Agriculture is the traditional occupation of the Phoms. They practices jhum cultivation. The Phoms also have a tradition of pottery, bamboo work and spinning.

== Origin ==

The origin of the Phoms, like that of other Naga people, is uncertain. Some folklores similar to that of the Ao Nagas, states that their ancestors originated from stones. They also believe that their great ancestors lived in Yingnyiüshang (a mountain in Longleng) and separated to different villages following a saga in the Yingnyiü hills significant to the Phom's history.

== Culture ==
Phom culture, tradition and language is closely related to the Konyak Nagas of Nagaland and the Wancho Nagas of Arunachal Pradesh.

=== Clothing ===
After the advent of Christianity, many modern Phoms have adopted contemporary clothing, though traditional dress is worn during festivals. The traditional Phom dressing was indicative of the social status of the wearer. The ordinary clothing included a white (vihe-ashak) or a dark blue (nempong-ashak) shawl-like body wrap. A man who had taken a head or offered feasts had the privilege to wear a cowrie-ornamented shawl (fanet-henyü). The women used to wear skirts called shung-nang, which came in different colors, designs and bands.

=== Practices ===
Before arrival of Christianity, like the Konyaks and the Chang, they used to expose the dead bodies on raised platforms instead of burying them.

== Festivals ==
The Phoms have four major festivals, the most important of which is Monyü. The others are Moha, Bongvüm and Paangmo.

=== Monyiü ===
Monyü is the most important traditional festival of the Phoms. It is a 12-day festival, which marks the end of winter and onset of summer (usually 1–6 April). The festival involves community feasting, dancing, singing and social work (such as repairs and construction of bridges). During the festival, the men present their married daughters or sisters with pure rice beer and special food to show their affection and respect.

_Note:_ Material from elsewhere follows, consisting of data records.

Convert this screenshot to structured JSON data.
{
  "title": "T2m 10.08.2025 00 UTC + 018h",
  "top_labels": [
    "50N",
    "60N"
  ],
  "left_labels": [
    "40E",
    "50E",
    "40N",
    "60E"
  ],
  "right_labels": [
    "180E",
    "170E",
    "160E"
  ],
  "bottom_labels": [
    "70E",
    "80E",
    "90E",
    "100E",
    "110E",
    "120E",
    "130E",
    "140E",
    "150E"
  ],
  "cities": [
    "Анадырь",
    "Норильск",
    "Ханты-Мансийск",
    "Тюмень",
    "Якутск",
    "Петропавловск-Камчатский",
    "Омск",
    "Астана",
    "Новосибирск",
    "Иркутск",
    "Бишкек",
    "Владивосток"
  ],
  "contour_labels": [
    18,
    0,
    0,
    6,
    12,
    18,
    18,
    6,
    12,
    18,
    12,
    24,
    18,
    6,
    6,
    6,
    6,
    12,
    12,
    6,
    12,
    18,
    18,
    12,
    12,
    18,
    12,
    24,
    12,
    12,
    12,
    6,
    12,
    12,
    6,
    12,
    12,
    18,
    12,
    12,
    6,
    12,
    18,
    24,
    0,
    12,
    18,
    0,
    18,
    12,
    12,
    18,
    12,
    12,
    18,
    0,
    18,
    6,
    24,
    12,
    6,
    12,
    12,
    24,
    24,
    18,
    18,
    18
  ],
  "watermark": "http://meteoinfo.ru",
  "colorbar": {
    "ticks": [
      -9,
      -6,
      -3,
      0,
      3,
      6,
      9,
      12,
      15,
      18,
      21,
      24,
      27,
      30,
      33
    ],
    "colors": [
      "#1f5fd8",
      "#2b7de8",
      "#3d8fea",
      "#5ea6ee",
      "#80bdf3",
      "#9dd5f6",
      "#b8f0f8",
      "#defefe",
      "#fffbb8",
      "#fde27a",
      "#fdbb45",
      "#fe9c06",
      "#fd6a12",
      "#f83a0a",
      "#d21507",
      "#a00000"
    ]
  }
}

One or two days before the festival, its arrival is signaled by beating log drums with a distinct tune called Lan Nyangshem. The priests or the village elders predict whether the festival would bring a blessing or a curse.

- Day 1 (Shongten-Laiphen)
 Overall preparation is done for the festivities. Households participate in collection of wrapping leaves and bamboos.

- Day 2
 Brewing of rice beer.

- Day 3 (Aiha Okshok)
 Feasting, dancing and merry-making.
The second day is for compulsory brewing of all kinds of rice beer.

- Day 4 (Chingi Okshok)
 General festivity and arrival of guests from neighbouring villages.

- Day 5 (Paangmohah)
 Parties of men wear colorful costumes and indulge in drinking, dancing and celebrating with friends.

- Day 6
 Elders feast by exchanging pure rice beer and meat. The young villagers feast together at the outskirts of the village.